Personal and sensitive information at the Copiague Union Free School District is at a greater risk for unauthorized access due to IT control weaknesses, a state audit found.

The state comptroller’s office conducted an audit of the district’s IT security and found district officials did not properly manage network user accounts and financial software access controls.

“As a result, data and personal, private and sensitive information (PPSI) accessible by those accounts were at a greater risk for unauthorized access, misuse or loss,” the audit stated.

Team 12 Investigates uncovered that the district was already a victim of an attack, one year before the audit commenced.

In November 2020, an engineer for the district noticed corrupted files.
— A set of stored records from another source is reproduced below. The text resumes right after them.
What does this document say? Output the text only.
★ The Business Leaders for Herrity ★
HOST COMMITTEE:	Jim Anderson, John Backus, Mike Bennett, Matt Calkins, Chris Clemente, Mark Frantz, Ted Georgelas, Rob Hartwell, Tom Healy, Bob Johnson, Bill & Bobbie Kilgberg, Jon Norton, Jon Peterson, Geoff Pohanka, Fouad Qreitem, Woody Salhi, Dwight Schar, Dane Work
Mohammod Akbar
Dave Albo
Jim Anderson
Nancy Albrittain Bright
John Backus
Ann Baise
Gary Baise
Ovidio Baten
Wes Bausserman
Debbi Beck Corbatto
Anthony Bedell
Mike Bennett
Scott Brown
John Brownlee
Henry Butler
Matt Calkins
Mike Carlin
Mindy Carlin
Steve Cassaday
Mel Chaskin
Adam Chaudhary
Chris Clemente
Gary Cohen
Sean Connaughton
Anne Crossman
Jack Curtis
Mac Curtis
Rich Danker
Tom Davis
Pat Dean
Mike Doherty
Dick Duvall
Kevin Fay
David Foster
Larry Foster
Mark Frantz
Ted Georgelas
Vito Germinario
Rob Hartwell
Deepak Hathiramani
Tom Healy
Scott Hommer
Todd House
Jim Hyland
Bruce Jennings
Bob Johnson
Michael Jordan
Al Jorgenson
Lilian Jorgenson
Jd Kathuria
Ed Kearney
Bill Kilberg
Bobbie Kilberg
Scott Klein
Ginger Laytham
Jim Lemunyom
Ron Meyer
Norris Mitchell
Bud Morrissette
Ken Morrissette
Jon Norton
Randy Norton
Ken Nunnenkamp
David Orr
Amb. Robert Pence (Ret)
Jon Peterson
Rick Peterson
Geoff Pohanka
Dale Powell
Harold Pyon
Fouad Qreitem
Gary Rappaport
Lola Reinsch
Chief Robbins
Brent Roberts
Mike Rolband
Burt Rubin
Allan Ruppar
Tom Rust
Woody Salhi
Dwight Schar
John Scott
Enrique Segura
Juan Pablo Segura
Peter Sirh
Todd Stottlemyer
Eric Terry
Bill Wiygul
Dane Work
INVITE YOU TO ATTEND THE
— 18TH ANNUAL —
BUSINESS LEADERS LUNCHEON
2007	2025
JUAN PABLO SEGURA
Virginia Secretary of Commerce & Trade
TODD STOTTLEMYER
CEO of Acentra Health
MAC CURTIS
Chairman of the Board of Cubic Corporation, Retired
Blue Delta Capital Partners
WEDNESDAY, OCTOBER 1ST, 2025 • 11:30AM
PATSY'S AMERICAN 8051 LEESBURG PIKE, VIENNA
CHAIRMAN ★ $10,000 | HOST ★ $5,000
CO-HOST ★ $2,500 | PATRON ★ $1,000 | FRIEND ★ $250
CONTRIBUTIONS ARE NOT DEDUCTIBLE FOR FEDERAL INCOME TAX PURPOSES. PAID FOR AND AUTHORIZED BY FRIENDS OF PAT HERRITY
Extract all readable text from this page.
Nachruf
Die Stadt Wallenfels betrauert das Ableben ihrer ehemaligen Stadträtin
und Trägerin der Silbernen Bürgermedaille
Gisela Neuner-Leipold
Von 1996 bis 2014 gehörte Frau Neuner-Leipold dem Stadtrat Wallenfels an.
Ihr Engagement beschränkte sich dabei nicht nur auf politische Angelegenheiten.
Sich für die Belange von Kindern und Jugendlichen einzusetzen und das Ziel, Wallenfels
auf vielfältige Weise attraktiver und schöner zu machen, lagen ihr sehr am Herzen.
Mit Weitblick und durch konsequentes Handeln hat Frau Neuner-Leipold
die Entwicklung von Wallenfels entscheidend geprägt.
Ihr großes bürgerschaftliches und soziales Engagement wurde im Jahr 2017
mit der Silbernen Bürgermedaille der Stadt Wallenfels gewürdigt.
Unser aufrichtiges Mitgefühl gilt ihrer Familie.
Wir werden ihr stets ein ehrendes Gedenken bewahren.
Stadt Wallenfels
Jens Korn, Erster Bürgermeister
An administrator account had been hacked, impacting six critical servers.

According to a data incident report obtained by Team 12 Investigates, “patient zero” was identified as a machine used to connect with their transportation company. It took the district four days to restore systems and district officials said no sensitive data was taken.

Team 12 Investigates reviewed invoices for the cyber incident and found the breach cost them $39,981.25 for legal fees and cyber incident response services. Copiague UFSD maintains cyber insurance, which helped to offset about a third of the cyber expenses.

However, a state audit found that the district is still susceptible to unauthorized access by an attacker and is only now securing their network nearly four years later.

The audit found that the district had 316 nonstudent network user accounts that were not needed—including accounts assigned to former employees. Two of those accounts belonged to staff who left the district 17 years ago.

“Unneeded network user accounts are additional entry points into a network and, if accessed by an attacker, could be used to inappropriately access and view PPSI accessible to that account,” the audit stated.

The audit also found the Copiague UFSD did not provide IT security awareness and data privacy training to all officials and employees with access to financial and other sensitive data.

The district did not explain why those safeguards were not put into place after the 2020 cyber incident.

Superintendent of Schools Dr. Kathleen Bannon responded to the state audit by saying the “Copiague UFSD will implement procedures to review privileged and admin accounts and access at least quarterly, and regular user accounts/access at least annually.”

Dr. Bannon also stated that “Security & Awareness Training procedures have been implemented as of January 1, 2024.”

The district plans to ensure all terminated employees’ accounts and access are disabled no later than 24 hours after the initiation of a help desk ticket, which would then be immediately audited by the IT Director. All procedures outlined in their corrective action plan are expected to be implemented between June 2024 and December 2024.